La Inteligencia Artificial (IA) ha revolucionado la forma en que interactuamos con el mundo digital, pero también ha traído nuevos desafíos a la ciberseguridad. Esta tecnología, capaz de aprender y adaptarse, es una poderosa herramienta tanto para defensores como para críticos. Según el estudio Cybersecurity Workforce de ISC², aproximadamente 45% de empresas aún no cuentan con una estrategia formal para el uso de la IA, a pesar de su potencial. La investigación, que entrevistó a más de 15 mil profesionales de la ciberseguridad en todo el mundo, muestra que, a pesar de los desafíos económicos y geopolíticos, la creciente adopción de la IA se considera una forma prometedora de fortalecer las ciberdefensas.
Según Marcos Santos, director general de Aquarela Analytics, empresa brasileña pionera en inteligencia artificial y análisis de datos, la importancia de predecir posibles ataques es fundamental.“Las fechas, la información y el conocimiento son factores críticos de éxito o fracaso en la sociedad digitalizada, desde este Desde esta perspectiva, mantener seguros sus activos digitales es una cuestión de continuidad y prosperidad, así como de colapso y pérdidas si se gestionan mal”, afirma el ejecutivo.
En defensa, la IA puede analizar grandes cantidades de datos en tiempo real, detectando patrones que indican ciberataques. Sin embargo, en el lado equivocado, la Inteligencia Artificial se puede utilizar para crear malware más sofisticado y realizar ataques dirigidos con mayor precisión. También puede generar deepfakes y manipular información, aumentando la difusión de información errónea. La combinación de Inteligencia Artificial con nube híbrida, por ejemplo, crea un escenario complejo donde la heterogeneidad de los entornos aumenta la superficie de ataque. La pregunta es cómo aprovechar los beneficios de la IA para la ciberseguridad sin abrir brechas para los atacantes.
Santos estima que con el uso de Corporate AI 0 una de las especialidades de Aquarela Analytics - es posible predecir amenazas futuras, responder rápidamente a incidentes y personalizar las medidas de seguridad para cada organización.
Para el ejecutivo, la respuesta no es sencilla y requiere un enfoque multifacético. “Es necesario invertir en investigación y desarrollo de soluciones de seguridad basadas en IA, pero también en educación y sensibilización sobre los riesgos. La ciberseguridad ya no es un departamento aislado, sino más bien una responsabilidad de todos los miembros de la organización. La cultura de seguridad debe cultivarse en todos los niveles, desde la alta dirección hasta los empleados de primera línea”, reflejos.
Por otro lado, el director general de Aquarela señala que muchas empresas han buscado implementar Inteligencia Artificial avanzada, pero no siempre hay una madurez de datos suficiente. Las empresas necesitan desarrollar un plan para alcanzar el más alto nivel que la tecnología proporciona y requiere.
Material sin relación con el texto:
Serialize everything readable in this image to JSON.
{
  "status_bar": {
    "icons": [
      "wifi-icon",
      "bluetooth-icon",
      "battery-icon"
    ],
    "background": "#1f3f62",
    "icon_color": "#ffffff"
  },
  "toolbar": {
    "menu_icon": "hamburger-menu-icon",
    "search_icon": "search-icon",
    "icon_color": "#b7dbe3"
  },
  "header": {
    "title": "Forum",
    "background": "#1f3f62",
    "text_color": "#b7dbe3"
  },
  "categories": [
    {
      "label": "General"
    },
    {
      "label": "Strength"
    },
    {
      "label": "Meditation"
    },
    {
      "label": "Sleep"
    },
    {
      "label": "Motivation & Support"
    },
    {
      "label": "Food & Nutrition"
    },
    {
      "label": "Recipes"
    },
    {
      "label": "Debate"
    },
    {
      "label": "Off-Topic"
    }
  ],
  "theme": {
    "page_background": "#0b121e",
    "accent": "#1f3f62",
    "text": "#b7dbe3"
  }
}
Para facilitar el análisis, la empresa desarrolló el Metodología DCM (Metodología de la cultura de datos), que evalúa organizaciones en cinco niveles de madurez de datos: empírico, ad hoc, definido, optimizado y exponencial. Cuando se utiliza IA avanzada, es necesario estar en el quinto grado de madurez de los datos. “Necesitamos comprender dónde se encuentra el negocio, identificar debilidades y desarrollar estrategias de crecimiento continuo. La IA corporativa opera en el núcleo del negocio, es parte de la estrategia comercial, afecta directamente a los KPI clave y tiene una visión a largo plazo para alcanzar el nivel más alto de madurez de datos”, destaca Santos.
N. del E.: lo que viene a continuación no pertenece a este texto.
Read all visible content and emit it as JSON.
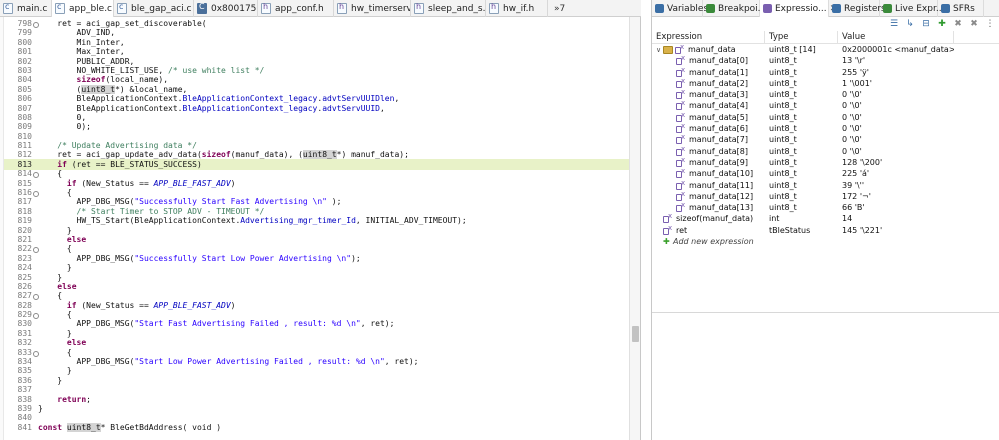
{
  "editor": {
    "tabs": [
      {
        "label": "main.c",
        "icon": "c-file-icon",
        "kind": "c"
      },
      {
        "label": "app_ble.c",
        "icon": "c-file-icon",
        "kind": "c",
        "active": true
      },
      {
        "label": "ble_gap_aci.c",
        "icon": "c-file-icon",
        "kind": "c"
      },
      {
        "label": "0x8001750",
        "icon": "disassembly-icon",
        "kind": "img"
      },
      {
        "label": "app_conf.h",
        "icon": "h-file-icon",
        "kind": "h"
      },
      {
        "label": "hw_timerserv...",
        "icon": "h-file-icon",
        "kind": "h"
      },
      {
        "label": "sleep_and_s...",
        "icon": "h-file-icon",
        "kind": "h"
      },
      {
        "label": "hw_if.h",
        "icon": "h-file-icon",
        "kind": "h"
      }
    ],
    "overflow_label": "»7",
    "current_line": 813,
    "lines": [
      {
        "n": "798",
        "t": "    ret = aci_gap_set_discoverable("
      },
      {
        "n": "799",
        "t": "        ADV_IND,"
      },
      {
        "n": "800",
        "t": "        Min_Inter,"
      },
      {
        "n": "801",
        "t": "        Max_Inter,"
      },
      {
        "n": "802",
        "t": "        PUBLIC_ADDR,"
      },
      {
        "n": "803",
        "t": "        NO_WHITE_LIST_USE, /* use white list */"
      },
      {
        "n": "804",
        "t": "        sizeof(local_name),"
      },
      {
        "n": "805",
        "t": "        (uint8_t*) &local_name,"
      },
      {
        "n": "806",
        "t": "        BleApplicationContext.BleApplicationContext_legacy.advtServUUIDlen,"
      },
      {
        "n": "807",
        "t": "        BleApplicationContext.BleApplicationContext_legacy.advtServUUID,"
      },
      {
        "n": "808",
        "t": "        0,"
      },
      {
        "n": "809",
        "t": "        0);"
      },
      {
        "n": "810",
        "t": ""
      },
      {
        "n": "811",
        "t": "    /* Update Advertising data */"
      },
      {
        "n": "812",
        "t": "    ret = aci_gap_update_adv_data(sizeof(manuf_data), (uint8_t*) manuf_data);"
      },
      {
        "n": "813",
        "t": "    if (ret == BLE_STATUS_SUCCESS)"
      },
      {
        "n": "814",
        "t": "    {"
      },
      {
        "n": "815",
        "t": "      if (New_Status == APP_BLE_FAST_ADV)"
      },
      {
        "n": "816",
        "t": "      {"
      },
      {
        "n": "817",
        "t": "        APP_DBG_MSG(\"Successfully Start Fast Advertising \\n\" );"
      },
      {
        "n": "818",
        "t": "        /* Start Timer to STOP ADV - TIMEOUT */"
      },
      {
        "n": "819",
        "t": "        HW_TS_Start(BleApplicationContext.Advertising_mgr_timer_Id, INITIAL_ADV_TIMEOUT);"
      },
      {
        "n": "820",
        "t": "      }"
      },
      {
        "n": "821",
        "t": "      else"
      },
      {
        "n": "822",
        "t": "      {"
      },
      {
        "n": "823",
        "t": "        APP_DBG_MSG(\"Successfully Start Low Power Advertising \\n\");"
      },
      {
        "n": "824",
        "t": "      }"
      },
      {
        "n": "825",
        "t": "    }"
      },
      {
        "n": "826",
        "t": "    else"
      },
      {
        "n": "827",
        "t": "    {"
      },
      {
        "n": "828",
        "t": "      if (New_Status == APP_BLE_FAST_ADV)"
      },
      {
        "n": "829",
        "t": "      {"
      },
      {
        "n": "830",
        "t": "        APP_DBG_MSG(\"Start Fast Advertising Failed , result: %d \\n\", ret);"
      },
      {
        "n": "831",
        "t": "      }"
      },
      {
        "n": "832",
        "t": "      else"
      },
      {
        "n": "833",
        "t": "      {"
      },
      {
        "n": "834",
        "t": "        APP_DBG_MSG(\"Start Low Power Advertising Failed , result: %d \\n\", ret);"
      },
      {
        "n": "835",
        "t": "      }"
      },
      {
        "n": "836",
        "t": "    }"
      },
      {
        "n": "837",
        "t": ""
      },
      {
        "n": "838",
        "t": "    return;"
      },
      {
        "n": "839",
        "t": "}"
      },
      {
        "n": "840",
        "t": ""
      },
      {
        "n": "841",
        "t": "const uint8_t* BleGetBdAddress( void )"
      }
    ]
  },
  "views": {
    "tabs": [
      {
        "label": "Variables",
        "icon": "variables-icon"
      },
      {
        "label": "Breakpoi...",
        "icon": "breakpoints-icon"
      },
      {
        "label": "Expressio...",
        "icon": "expressions-icon",
        "active": true,
        "closable": true
      },
      {
        "label": "Registers",
        "icon": "registers-icon"
      },
      {
        "label": "Live Expr...",
        "icon": "live-expressions-icon"
      },
      {
        "label": "SFRs",
        "icon": "sfrs-icon"
      }
    ],
    "close_glyph": "✕",
    "toolbar_icons": [
      "show-type-names-icon",
      "show-logical-structure-icon",
      "collapse-all-icon",
      "add-expression-icon",
      "remove-expression-icon",
      "remove-all-icon",
      "view-menu-icon"
    ],
    "toolbar_glyphs": [
      "☰",
      "↳",
      "⊟",
      "✚",
      "✖",
      "✖",
      "⋮"
    ],
    "columns": {
      "expression": "Expression",
      "type": "Type",
      "value": "Value"
    },
    "expressions": [
      {
        "expr": "manuf_data",
        "type": "uint8_t [14]",
        "value": "0x2000001c <manuf_data>",
        "level": 0,
        "expandable": true,
        "group": true
      },
      {
        "expr": "manuf_data[0]",
        "type": "uint8_t",
        "value": "13 '\\r'",
        "level": 1
      },
      {
        "expr": "manuf_data[1]",
        "type": "uint8_t",
        "value": "255 'ÿ'",
        "level": 1
      },
      {
        "expr": "manuf_data[2]",
        "type": "uint8_t",
        "value": "1 '\\001'",
        "level": 1
      },
      {
        "expr": "manuf_data[3]",
        "type": "uint8_t",
        "value": "0 '\\0'",
        "level": 1
      },
      {
        "expr": "manuf_data[4]",
        "type": "uint8_t",
        "value": "0 '\\0'",
        "level": 1
      },
      {
        "expr": "manuf_data[5]",
        "type": "uint8_t",
        "value": "0 '\\0'",
        "level": 1
      },
      {
        "expr": "manuf_data[6]",
        "type": "uint8_t",
        "value": "0 '\\0'",
        "level": 1
      },
      {
        "expr": "manuf_data[7]",
        "type": "uint8_t",
        "value": "0 '\\0'",
        "level": 1
      },
      {
        "expr": "manuf_data[8]",
        "type": "uint8_t",
        "value": "0 '\\0'",
        "level": 1
      },
      {
        "expr": "manuf_data[9]",
        "type": "uint8_t",
        "value": "128 '\\200'",
        "level": 1
      },
      {
        "expr": "manuf_data[10]",
        "type": "uint8_t",
        "value": "225 'á'",
        "level": 1
      },
      {
        "expr": "manuf_data[11]",
        "type": "uint8_t",
        "value": "39 '\\''",
        "level": 1
      },
      {
        "expr": "manuf_data[12]",
        "type": "uint8_t",
        "value": "172 '¬'",
        "level": 1
      },
      {
        "expr": "manuf_data[13]",
        "type": "uint8_t",
        "value": "66 'B'",
        "level": 1
      },
      {
        "expr": "sizeof(manuf_data)",
        "type": "int",
        "value": "14",
        "level": 0
      },
      {
        "expr": "ret",
        "type": "tBleStatus",
        "value": "145 '\\221'",
        "level": 0
      }
    ],
    "add_new_expression": "Add new expression",
    "colors": {
      "keyword": "#7f0055",
      "comment": "#3f7f5f",
      "string": "#2a00ff",
      "macro": "#0000c0",
      "current_line": "#e8f2c8"
    }
  }
}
Durante los proyectos se enfatiza la seguridad de los datos. “Desde 2021, empresas brasileñas de diferentes segmentos han enfrentado ciberataques y esta área no fue observada con la debida atención. Hoy la empresa debe comprender que además de crear una IA, identificar debilidades y desarrollar estrategias para un crecimiento continuo, la seguridad de los datos es una parte esencial de el negocio”, y, complementa al director general de Aquarela Analytics, Marcos Santos.
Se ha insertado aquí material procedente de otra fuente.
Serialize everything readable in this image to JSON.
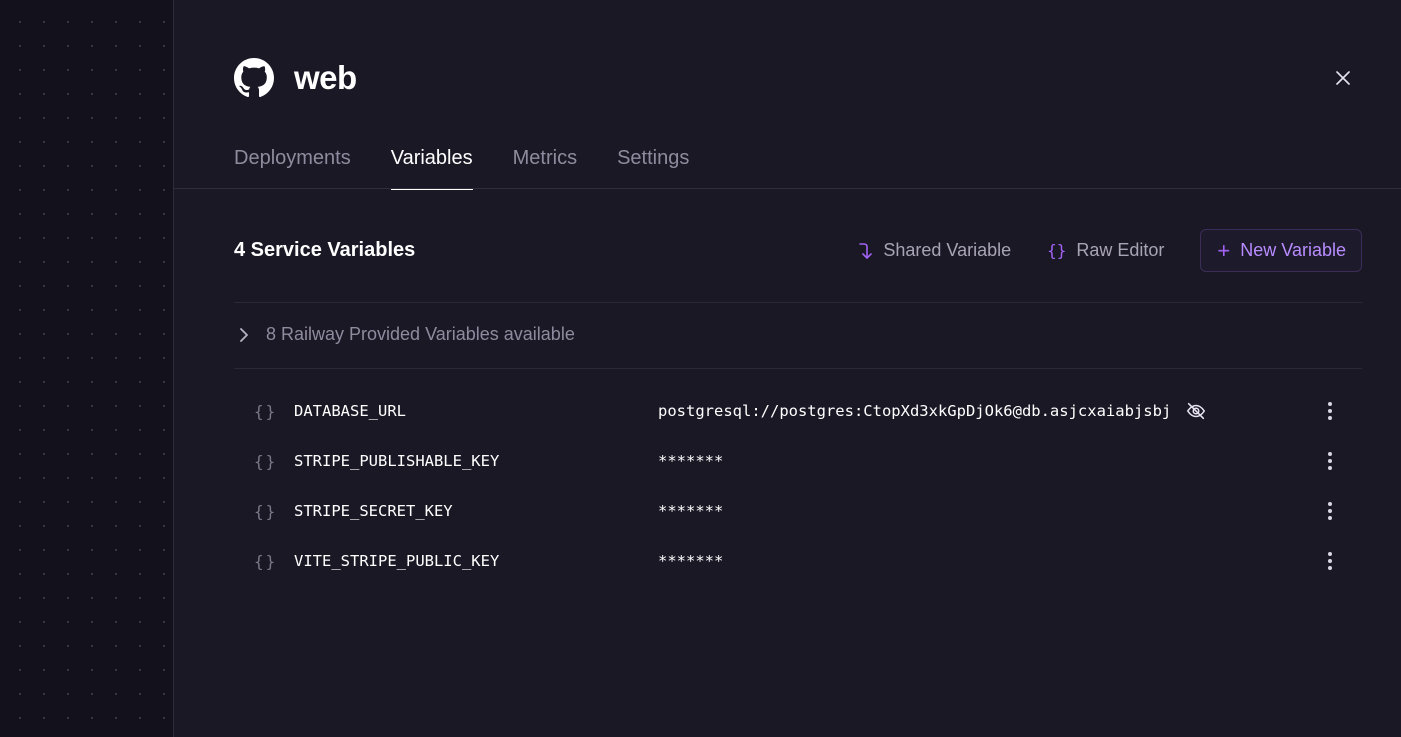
{
  "service": {
    "name": "web",
    "icon": "github-icon"
  },
  "tabs": [
    {
      "label": "Deployments",
      "active": false
    },
    {
      "label": "Variables",
      "active": true
    },
    {
      "label": "Metrics",
      "active": false
    },
    {
      "label": "Settings",
      "active": false
    }
  ],
  "variables_section": {
    "title": "4 Service Variables",
    "actions": {
      "shared_variable": "Shared Variable",
      "raw_editor": "Raw Editor",
      "new_variable": "New Variable"
    },
    "provided": "8 Railway Provided Variables available"
  },
  "variables": [
    {
      "key": "DATABASE_URL",
      "value": "postgresql://postgres:CtopXd3xkGpDjOk6@db.asjcxaiabjsbj",
      "revealed": true
    },
    {
      "key": "STRIPE_PUBLISHABLE_KEY",
      "value": "*******",
      "revealed": false
    },
    {
      "key": "STRIPE_SECRET_KEY",
      "value": "*******",
      "revealed": false
    },
    {
      "key": "VITE_STRIPE_PUBLIC_KEY",
      "value": "*******",
      "revealed": false
    }
  ],
  "colors": {
    "accent": "#a263f5",
    "panel": "#1a1825",
    "background": "#13111c"
  }
}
A medida que la IA se vuelva más sofisticada, los ciberataques también se volverán más complejos. Para mantenerse por delante de los delincuentes, las organizaciones deben adoptar una postura proactiva invirtiendo en tecnologías de vanguardia y profesionales altamente calificados.
En un mundo cada vez más digitalizado, la ciberseguridad es un desafío constante. La IA ofrece poderosas herramientas para proteger nuestros sistemas, pero también crea nuevas vulnerabilidades. Es fundamental que las empresas, los gobiernos y la sociedad civil trabajen juntos para garantizar un entorno digital seguro y confiable.